Adelson has turned to a number of cities, including Rome, Madrin, Barcelona, Milan and Paris for likely casinos as the world’s biggest gambling company owner spreads his dominance and told the Bloomberg news agency that the Athens site makes sense. A new Metro stop has just opened outside the back door to the plot that has been abandoned more than a decade.
This is the second time he has gambled on putting a casino there, the first in 2007 but it went nowhere as successive Greek governments have let the lucrative area sit and fester.
Pressure from international lenders to privatize has given new impetus for the site to be turned into something, especially after the government of Qatar gave up on it.
A special plan for Hellinikon’s development recently handed to interested investors provides for the creation of a casino.

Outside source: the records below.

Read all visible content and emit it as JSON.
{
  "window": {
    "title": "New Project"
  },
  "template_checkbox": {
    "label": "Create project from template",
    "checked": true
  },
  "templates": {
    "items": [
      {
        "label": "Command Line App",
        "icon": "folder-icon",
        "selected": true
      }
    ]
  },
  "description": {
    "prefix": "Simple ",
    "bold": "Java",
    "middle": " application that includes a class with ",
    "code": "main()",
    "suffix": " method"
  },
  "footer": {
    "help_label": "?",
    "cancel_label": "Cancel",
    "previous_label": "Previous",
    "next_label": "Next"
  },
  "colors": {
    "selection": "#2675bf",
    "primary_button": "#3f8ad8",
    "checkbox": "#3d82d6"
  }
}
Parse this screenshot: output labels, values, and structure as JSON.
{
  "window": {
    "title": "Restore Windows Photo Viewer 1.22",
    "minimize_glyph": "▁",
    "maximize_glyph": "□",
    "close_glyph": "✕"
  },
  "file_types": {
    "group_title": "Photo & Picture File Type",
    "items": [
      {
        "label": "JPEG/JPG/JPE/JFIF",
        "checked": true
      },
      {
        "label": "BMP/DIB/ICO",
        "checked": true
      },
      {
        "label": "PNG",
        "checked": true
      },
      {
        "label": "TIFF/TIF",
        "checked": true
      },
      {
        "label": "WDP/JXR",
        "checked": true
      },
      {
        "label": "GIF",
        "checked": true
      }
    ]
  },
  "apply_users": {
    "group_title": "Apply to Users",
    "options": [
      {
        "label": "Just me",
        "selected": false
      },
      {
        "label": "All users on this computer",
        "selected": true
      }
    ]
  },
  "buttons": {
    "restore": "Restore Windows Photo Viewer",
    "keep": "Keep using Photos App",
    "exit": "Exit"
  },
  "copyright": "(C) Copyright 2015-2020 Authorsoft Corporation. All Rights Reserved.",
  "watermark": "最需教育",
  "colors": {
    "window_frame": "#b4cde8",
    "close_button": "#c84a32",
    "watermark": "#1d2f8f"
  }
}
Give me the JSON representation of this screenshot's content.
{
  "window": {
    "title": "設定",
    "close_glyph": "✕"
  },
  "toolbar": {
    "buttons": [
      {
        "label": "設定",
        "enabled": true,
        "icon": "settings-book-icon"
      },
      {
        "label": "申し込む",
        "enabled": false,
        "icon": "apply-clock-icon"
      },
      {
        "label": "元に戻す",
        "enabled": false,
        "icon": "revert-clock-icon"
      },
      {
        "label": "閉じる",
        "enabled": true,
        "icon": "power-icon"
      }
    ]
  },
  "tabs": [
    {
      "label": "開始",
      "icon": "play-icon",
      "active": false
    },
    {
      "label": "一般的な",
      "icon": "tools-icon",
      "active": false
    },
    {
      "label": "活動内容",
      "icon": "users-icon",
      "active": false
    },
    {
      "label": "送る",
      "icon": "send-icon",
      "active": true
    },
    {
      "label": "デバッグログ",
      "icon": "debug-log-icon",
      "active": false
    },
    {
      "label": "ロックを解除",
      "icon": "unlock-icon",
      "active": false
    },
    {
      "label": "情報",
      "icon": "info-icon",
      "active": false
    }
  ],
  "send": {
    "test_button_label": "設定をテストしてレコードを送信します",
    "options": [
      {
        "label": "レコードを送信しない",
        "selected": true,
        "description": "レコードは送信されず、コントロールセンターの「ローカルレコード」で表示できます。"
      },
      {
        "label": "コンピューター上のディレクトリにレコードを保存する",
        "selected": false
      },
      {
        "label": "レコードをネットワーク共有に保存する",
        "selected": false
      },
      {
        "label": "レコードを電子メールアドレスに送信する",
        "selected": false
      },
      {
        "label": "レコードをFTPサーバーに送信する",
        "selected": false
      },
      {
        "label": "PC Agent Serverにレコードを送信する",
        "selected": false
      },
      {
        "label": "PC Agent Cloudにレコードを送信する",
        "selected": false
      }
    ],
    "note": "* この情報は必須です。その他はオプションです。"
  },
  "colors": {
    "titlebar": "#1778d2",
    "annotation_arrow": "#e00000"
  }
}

The question of whether a casino will finally operate on the plot will be answered in another tender that the state will conduct at a later stage, after the completion of the concession process, similar to plans for the privatization of the Astir Palace hotel at Vouliagmeni, southern Athens.
There are skeptics about whether a casino could work at Hellenikon especially because the government recently sold off much of its stake in the state gambling monopoly OPAP to a Greek-Czech consortium and with the agency holding a 565-million-euro ($772.72) license to operate video lotto terminals (VLTs) and its agents have to adhere to terms and conditions such as player limits and identity cards by law.
Those terms don’t apply to casinos which could siphon off customers from OPAP, upsetting the new owners. A new gambling operation could also cut further into the already-troubled Loutraki casino which has a permit that has a condition that no other would operate in Athens, although it was said that Loutraki’s owners would waive it if the tax on casinos was cut from 33 to 20 percent.
Las Vegas Sands usually doesn’t get into bidding procedures when it wants a license, preferring to negotiate directly with governments, as did Qatar, which withdrew partially because it also didn’t want to compete with others in a lengthy procedure.